Study Finds Sexual Orientation Is Associated With Cancer Survivorship Outcomes

By Urban Health Today Editors - Last Updated: September 10, 2021

Patients with a history of cancer who identify as lesbian, gay, and bisexual had worse survivorship than their heterosexual peers, facing challenges that are not as prevalent in the heterosexual community.

A study looking at more than 17.5 million U.S. cancer survivors analyzed survivorship characteristics by sexual orientation and sex. Of the included patients from the 2018 Behavioral Risk Factor Surveillance System, 1.52% identified as gay/lesbian and 1.41% as bisexual.

Bisexual survivors reported twice the rates for current smoking (32.3% vs. 13.6%) and binge drinking (17.1% vs. 9.1%) as heterosexual patients.

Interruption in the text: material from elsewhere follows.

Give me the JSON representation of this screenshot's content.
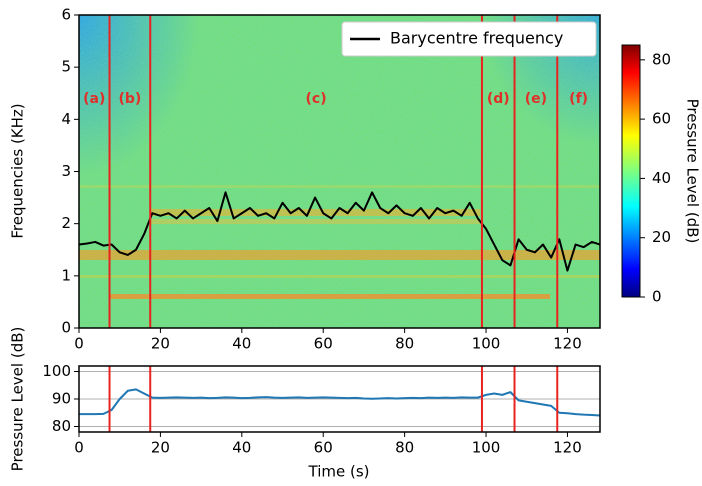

Lack of insurance was four times greater among bisexual compared with heterosexual patients (16.6 % vs. 4.1%; P<.0001). This finding corroborates “previous trends described by a study using the National Health Interview Survey between 2013 and 2015,” the researchers noted.

Researchers adjusted for socioeconomic, health-related behavioral risk, and health care access factors and found that bisexual females had poorer general health (odds ratio [OR]=1.33; 95% confidence interval [CI], 1.31-1.36) and poorer mental health (OR=2.43; 95% CI, 2.39-2.46). In contrast, bisexual males and gay males presented with better general health than their heterosexual counterparts.

“It would be interesting to further investigate the reason that the different sexes displayed such results in two different directions,” the researchers wrote.

Bisexual males were more than five times (OR=5.14) more likely to be diagnosed with depressive disorders compared to heterosexual counterparts, and this risk was more than three times higher for bisexual females (OR=3.23).

“In an effort to improve cancer survivorship, future research should explore ways to close the gap in educational attainments and to promote healthy lifestyles and tailor tobacco cessation and alcohol control programs to better serve lesbian, gay, and bisexual individuals, and particularly bisexual populations, which experience bi-negativity from both gay/lesbian and heterosexual communities,” the researchers concluded.